Friday, October 19, 2007

The Nobel Prize

Last week the 2007 Nobel Prize winners were announced. Congratulations to these distinguished scientists. In the 4th edition of Intermediate Physics for Medicine and Biology, Russ Hobbie and I discuss many Nobel Laureates and their research:
  1. Felix Bloch and Edward Purcell shared the 1952 Nobel Prize in Physics for their discovery of nuclear magnetic resonance (p. 519).
  2. Alan Hodgkin and Andrew Huxley won the Nobel Prize in Physiology or Medicine in 1963 for their research on nerve action potentials (p. 154).

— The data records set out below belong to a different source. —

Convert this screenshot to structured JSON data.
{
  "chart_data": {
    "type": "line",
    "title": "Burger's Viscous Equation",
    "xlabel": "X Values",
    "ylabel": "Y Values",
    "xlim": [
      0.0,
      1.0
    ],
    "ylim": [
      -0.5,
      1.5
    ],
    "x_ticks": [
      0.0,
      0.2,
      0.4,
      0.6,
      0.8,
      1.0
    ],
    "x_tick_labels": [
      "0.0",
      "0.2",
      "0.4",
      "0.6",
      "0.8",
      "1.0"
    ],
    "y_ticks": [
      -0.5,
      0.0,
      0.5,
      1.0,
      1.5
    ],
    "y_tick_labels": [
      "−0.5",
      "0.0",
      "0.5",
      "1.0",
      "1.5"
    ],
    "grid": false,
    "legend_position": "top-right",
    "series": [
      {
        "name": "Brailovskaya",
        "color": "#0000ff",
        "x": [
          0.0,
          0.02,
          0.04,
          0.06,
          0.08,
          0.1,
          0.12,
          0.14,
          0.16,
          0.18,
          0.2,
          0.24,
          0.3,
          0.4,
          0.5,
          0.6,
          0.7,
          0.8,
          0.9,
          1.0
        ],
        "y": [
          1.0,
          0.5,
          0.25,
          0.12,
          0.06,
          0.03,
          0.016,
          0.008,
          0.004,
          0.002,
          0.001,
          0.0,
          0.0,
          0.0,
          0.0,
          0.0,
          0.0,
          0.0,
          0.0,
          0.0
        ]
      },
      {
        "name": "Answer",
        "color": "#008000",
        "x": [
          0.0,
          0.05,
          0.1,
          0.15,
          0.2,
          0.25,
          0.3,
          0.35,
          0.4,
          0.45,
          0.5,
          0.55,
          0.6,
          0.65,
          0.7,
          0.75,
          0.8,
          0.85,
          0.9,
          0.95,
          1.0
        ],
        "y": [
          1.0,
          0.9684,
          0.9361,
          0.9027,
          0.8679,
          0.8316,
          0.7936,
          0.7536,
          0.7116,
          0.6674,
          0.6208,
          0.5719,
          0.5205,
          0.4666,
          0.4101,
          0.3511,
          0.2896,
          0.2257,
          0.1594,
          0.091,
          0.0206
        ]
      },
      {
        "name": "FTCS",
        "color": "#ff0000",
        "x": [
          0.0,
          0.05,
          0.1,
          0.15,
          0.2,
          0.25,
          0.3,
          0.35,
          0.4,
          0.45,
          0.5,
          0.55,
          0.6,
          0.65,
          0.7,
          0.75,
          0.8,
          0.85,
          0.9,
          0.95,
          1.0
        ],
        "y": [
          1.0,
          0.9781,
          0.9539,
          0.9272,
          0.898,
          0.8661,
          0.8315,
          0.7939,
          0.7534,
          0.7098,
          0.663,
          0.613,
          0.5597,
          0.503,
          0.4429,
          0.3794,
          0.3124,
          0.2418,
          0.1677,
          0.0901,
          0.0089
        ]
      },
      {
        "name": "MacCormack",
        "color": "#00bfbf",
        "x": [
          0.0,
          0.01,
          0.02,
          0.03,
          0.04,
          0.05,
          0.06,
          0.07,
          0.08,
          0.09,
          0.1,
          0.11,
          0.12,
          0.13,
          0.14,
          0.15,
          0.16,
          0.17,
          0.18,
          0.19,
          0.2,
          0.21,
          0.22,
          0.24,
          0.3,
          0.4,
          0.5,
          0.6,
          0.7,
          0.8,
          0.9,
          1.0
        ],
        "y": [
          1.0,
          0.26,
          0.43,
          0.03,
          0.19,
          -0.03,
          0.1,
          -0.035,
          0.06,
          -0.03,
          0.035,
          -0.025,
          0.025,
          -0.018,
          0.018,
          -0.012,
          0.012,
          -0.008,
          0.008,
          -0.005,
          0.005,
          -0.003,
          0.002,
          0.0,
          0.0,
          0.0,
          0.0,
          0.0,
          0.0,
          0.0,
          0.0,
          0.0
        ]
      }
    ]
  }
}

  3. The Nobel Prize in Physiology or Medicine was shared in 1979 by a physicist, Allan Cormack, and an engineer, Godfrey Hounsfield, for the development of computed tomography (p. 455).
  4. Erwin Neher and Bert Sakmann received the Nobel Prize in Physiology or Medicine in 1991 for the invention of the patch clamp technique for studying ion channels (p. 238).
  5. For his work elucidating the structure of potassium channels (p. 240), Roderick MacKinnon shared the 2003 Nobel Prize in Chemistry with Peter Agre.
  6. Paul Lauterbur shared with Sir Peter Mansfield the 2003 Nobel Prize in Physiology or Medicine for the development of magnetic resonance imaging (p. 527).
Medical and biological physics is truly interdisciplinary: it involves Nobel Prize-winning work in physics, chemistry, and physiology and medicine.